Когда они свернули на главную улицу, до них донесся приглушенный, хриплый голос:
– Берегись! Я уже близко!
Оба приятеля замерли, точно от выстрела.
– Кто это был? – вопросил Мэннерс. – Будь я проклят, если что-нибудь понимаю! – Затем он со смешком указал тростью через дорогу, туда, где в открытом окне висела клетка с серым попугаем. – Ей-богу, я не на шутку перепугался; да и вас слегка тряхнуло, не так ли?
Бартон ничего не ответил.
– Я ненадолго оставлю вас, – продолжал Мэннерс. – Можете пока свести знакомство с этой пташкой.
Но когда он снова присоединился к Бартону, бедняга, судя по его виду, не был расположен беседовать ни с птицами, ни с людьми. Он успел уйти вперед и удалялся довольно торопливым шагом. Мэннерс на миг задержался возле окна с попугаем и тут же залился смехом. Нагнав друга, он поинтересовался:
– Ну что, пообщались с попкой?
– Нет, конечно! – раздраженно ответил Бартон. – Какое мне дело до этой мерзкой твари?
– Что ж, в любом случае вы бы не преуспели, – заметил Мэннерс. – Погодя я вспомнил, что птица уже не первый год неподвижно маячит в окне.
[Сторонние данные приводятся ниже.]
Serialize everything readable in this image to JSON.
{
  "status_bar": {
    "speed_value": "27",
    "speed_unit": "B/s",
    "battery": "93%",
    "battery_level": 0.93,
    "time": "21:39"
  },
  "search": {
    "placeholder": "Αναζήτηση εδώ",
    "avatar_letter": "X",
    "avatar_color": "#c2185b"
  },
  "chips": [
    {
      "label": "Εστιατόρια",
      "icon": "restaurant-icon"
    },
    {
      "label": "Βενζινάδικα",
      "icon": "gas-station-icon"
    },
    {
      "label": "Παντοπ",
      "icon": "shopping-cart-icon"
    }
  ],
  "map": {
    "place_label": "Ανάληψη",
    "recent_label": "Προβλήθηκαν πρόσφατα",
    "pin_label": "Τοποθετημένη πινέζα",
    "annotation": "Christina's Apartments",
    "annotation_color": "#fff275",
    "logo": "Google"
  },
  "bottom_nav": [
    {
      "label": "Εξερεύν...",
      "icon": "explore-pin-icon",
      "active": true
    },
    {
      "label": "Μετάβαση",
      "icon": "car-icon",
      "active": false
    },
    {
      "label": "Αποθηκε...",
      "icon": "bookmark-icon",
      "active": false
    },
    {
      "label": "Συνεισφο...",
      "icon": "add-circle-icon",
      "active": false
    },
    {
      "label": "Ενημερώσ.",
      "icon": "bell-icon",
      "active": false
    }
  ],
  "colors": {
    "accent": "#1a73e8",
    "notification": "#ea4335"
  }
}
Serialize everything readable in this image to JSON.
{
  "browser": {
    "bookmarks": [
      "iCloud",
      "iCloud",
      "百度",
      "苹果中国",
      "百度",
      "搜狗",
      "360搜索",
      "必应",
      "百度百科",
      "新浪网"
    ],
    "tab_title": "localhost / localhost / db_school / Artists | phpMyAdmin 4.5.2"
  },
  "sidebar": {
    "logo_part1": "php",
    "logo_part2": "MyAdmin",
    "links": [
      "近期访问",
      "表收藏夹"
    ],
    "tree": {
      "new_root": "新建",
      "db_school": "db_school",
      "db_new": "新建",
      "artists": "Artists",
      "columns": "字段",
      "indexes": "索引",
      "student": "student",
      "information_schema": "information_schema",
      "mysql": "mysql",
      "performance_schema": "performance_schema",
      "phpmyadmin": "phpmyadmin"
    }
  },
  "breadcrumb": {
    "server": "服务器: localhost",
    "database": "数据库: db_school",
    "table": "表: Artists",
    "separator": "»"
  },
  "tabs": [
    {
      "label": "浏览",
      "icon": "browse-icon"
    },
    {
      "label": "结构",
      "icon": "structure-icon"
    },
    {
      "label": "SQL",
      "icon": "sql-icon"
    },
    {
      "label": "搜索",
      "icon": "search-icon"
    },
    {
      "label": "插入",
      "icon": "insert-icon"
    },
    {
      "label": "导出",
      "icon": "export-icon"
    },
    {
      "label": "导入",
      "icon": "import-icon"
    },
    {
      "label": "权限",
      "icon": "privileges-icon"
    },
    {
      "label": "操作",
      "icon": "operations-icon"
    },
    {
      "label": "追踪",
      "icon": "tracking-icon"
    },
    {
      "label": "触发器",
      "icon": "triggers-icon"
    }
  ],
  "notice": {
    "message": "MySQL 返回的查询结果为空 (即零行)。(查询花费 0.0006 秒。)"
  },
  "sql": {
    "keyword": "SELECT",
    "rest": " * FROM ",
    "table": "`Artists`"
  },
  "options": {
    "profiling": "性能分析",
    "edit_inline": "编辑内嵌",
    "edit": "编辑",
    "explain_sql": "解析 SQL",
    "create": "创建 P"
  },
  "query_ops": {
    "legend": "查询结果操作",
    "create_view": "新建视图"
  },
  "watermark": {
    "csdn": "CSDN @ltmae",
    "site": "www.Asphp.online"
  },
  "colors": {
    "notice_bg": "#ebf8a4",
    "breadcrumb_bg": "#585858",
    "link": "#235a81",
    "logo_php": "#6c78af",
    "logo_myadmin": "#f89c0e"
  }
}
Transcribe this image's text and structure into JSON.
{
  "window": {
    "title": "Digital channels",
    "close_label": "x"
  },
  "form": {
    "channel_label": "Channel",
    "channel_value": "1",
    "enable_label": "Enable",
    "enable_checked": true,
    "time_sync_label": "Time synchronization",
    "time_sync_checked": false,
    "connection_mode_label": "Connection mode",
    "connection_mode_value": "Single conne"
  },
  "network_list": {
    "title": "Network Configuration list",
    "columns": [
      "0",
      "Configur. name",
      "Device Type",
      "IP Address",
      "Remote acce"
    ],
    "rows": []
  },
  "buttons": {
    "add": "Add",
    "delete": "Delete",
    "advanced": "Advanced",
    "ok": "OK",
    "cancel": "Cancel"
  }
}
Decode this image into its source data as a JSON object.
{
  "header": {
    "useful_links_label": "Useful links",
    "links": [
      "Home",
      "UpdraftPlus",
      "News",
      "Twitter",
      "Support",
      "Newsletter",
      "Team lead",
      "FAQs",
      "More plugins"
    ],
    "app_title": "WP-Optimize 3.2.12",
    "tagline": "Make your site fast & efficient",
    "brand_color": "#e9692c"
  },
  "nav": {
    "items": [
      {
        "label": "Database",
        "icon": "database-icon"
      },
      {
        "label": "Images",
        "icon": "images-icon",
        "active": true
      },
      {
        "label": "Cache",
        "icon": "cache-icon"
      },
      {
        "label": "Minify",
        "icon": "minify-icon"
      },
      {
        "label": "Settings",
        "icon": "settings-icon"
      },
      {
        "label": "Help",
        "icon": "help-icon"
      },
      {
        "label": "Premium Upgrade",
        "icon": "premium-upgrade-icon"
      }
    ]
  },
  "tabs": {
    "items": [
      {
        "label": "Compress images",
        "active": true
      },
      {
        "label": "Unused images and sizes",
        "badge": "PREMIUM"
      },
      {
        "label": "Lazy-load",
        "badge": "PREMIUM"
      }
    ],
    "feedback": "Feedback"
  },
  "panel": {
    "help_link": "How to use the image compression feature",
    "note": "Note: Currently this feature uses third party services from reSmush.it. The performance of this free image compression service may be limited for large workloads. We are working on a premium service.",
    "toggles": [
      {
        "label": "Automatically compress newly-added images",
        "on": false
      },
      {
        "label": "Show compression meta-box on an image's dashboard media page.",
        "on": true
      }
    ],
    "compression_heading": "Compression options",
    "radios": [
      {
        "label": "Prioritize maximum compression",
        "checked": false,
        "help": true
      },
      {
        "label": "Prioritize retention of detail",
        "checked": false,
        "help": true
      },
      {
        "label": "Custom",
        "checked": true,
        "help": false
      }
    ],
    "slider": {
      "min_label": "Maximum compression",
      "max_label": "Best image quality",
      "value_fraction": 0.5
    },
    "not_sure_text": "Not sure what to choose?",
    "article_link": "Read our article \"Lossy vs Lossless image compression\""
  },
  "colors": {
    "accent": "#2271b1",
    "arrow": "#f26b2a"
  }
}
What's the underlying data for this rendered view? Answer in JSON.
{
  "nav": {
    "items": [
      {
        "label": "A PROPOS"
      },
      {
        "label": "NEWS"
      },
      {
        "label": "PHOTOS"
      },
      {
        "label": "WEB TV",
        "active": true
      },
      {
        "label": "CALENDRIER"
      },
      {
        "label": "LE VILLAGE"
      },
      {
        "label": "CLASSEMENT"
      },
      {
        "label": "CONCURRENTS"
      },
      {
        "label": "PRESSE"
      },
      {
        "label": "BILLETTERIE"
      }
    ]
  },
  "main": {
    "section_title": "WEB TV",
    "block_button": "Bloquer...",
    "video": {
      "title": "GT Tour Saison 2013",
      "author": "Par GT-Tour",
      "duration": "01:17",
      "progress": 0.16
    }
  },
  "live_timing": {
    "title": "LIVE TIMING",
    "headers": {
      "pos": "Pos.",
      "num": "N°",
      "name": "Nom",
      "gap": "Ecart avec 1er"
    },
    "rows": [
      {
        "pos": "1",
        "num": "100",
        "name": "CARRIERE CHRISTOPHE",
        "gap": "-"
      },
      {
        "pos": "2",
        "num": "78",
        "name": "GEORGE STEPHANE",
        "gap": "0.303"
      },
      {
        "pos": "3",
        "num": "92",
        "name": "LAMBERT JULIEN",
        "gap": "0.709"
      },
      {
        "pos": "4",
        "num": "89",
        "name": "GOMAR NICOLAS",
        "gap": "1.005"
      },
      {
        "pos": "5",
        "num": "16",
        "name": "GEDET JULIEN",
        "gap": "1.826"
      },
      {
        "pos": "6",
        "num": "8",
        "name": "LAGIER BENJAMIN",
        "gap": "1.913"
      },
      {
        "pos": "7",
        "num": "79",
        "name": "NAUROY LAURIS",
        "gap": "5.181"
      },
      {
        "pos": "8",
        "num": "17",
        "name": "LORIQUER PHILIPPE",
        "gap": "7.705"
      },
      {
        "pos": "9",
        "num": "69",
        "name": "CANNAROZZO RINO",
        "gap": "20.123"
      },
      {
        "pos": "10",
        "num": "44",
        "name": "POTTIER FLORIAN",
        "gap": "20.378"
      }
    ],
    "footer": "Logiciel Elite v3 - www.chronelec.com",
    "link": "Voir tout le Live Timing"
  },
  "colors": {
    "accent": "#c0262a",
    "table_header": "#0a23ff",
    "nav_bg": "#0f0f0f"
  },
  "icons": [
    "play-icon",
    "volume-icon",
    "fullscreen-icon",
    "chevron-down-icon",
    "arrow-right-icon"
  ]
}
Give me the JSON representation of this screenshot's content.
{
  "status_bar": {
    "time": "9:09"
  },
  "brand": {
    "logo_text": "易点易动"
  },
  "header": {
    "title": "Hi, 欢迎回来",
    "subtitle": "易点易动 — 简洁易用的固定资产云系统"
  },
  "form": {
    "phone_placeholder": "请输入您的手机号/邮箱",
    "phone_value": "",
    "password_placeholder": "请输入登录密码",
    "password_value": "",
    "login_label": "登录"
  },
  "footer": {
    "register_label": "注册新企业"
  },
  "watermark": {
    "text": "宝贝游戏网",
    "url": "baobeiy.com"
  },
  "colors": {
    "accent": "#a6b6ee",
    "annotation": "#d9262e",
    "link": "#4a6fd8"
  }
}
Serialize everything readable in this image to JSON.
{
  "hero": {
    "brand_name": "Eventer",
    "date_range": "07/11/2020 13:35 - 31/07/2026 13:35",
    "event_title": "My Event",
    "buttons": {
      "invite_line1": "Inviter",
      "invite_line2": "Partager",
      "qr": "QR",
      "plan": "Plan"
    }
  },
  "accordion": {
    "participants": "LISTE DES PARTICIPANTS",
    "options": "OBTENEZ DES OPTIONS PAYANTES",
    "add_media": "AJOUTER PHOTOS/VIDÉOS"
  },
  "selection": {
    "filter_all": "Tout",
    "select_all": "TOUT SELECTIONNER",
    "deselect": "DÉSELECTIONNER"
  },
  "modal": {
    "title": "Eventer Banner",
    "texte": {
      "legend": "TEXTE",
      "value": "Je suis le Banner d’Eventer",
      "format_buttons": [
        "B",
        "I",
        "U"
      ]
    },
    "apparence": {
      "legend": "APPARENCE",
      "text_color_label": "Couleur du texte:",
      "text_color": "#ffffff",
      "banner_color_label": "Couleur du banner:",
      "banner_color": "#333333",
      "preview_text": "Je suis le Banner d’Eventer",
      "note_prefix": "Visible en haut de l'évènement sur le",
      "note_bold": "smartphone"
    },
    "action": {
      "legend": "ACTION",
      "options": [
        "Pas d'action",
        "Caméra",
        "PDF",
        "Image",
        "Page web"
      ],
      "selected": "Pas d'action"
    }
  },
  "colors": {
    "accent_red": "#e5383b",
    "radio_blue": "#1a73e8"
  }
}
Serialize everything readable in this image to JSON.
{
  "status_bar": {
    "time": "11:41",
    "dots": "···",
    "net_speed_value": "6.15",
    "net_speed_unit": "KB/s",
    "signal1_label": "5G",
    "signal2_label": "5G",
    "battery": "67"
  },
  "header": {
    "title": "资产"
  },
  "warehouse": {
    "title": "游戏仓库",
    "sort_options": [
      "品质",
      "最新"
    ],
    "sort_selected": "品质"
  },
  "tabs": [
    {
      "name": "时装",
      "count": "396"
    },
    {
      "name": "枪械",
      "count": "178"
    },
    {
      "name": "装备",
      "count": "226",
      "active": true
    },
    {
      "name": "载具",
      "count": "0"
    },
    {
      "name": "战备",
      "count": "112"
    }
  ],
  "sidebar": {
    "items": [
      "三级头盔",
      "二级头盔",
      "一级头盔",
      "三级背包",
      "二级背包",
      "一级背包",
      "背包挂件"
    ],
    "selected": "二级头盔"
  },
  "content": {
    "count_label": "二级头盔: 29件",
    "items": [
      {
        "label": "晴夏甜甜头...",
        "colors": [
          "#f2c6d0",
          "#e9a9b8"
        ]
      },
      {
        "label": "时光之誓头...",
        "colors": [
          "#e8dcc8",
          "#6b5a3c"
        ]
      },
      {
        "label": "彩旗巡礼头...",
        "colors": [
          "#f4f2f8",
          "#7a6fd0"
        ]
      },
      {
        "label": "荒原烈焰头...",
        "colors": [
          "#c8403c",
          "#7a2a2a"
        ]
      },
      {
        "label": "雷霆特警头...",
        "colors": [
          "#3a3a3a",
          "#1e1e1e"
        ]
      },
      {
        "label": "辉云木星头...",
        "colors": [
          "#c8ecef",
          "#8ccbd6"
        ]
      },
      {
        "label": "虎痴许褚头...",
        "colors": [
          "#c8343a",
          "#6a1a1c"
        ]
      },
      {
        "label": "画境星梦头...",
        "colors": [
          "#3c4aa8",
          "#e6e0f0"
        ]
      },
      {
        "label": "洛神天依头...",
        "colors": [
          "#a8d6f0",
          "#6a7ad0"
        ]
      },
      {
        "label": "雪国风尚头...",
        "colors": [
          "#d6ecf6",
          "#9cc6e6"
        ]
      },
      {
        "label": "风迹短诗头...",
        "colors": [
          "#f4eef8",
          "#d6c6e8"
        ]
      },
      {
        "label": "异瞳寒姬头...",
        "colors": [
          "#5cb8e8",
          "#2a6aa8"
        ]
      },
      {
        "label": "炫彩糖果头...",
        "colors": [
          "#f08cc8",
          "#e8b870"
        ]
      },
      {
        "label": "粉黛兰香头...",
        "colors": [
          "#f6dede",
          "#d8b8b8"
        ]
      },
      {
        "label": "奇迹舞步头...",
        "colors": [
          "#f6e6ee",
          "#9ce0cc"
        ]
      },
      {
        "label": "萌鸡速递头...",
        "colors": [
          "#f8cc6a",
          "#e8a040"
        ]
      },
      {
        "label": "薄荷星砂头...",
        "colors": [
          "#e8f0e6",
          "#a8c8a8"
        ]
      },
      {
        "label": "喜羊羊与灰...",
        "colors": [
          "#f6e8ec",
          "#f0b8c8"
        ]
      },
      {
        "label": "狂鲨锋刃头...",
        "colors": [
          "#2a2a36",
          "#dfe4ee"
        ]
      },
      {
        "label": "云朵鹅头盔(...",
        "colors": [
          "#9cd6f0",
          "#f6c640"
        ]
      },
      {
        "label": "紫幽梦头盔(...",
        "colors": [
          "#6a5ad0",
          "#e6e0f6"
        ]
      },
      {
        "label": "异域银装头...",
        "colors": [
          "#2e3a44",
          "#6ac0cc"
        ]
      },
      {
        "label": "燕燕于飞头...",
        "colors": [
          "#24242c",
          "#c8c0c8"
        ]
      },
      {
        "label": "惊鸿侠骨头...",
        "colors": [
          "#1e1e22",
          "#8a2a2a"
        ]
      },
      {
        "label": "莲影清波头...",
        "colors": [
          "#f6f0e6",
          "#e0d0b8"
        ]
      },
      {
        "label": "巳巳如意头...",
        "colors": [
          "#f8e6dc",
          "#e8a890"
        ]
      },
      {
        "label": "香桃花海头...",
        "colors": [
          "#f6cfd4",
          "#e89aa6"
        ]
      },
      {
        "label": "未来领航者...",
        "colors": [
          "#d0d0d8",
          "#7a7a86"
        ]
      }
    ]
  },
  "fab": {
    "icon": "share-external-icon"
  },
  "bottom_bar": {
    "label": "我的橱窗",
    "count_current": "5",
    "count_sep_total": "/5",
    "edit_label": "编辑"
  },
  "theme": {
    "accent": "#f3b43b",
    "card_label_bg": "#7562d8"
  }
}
Это чучело.
Бартон как будто хотел что-то сказать, но воздержался.
Весь день ему решительно не везло. За ланчем он подавился, потом сломал курительную трубку, споткнулся о ковер и уронил книгу в садовый пруд. Позже ему позвонили (так он, во всяком случае, заявил) и потребовали свернуть пребывание в гостях, где он рассчитывал провести неделю, и назавтра же вернуться в город. Вечером обычно жизнерадостный Бартон впал в столь мрачное расположение духа, что мысль о предстоящем расставании с приятелем уже не вызывала у Мэннерса острого чувства досады.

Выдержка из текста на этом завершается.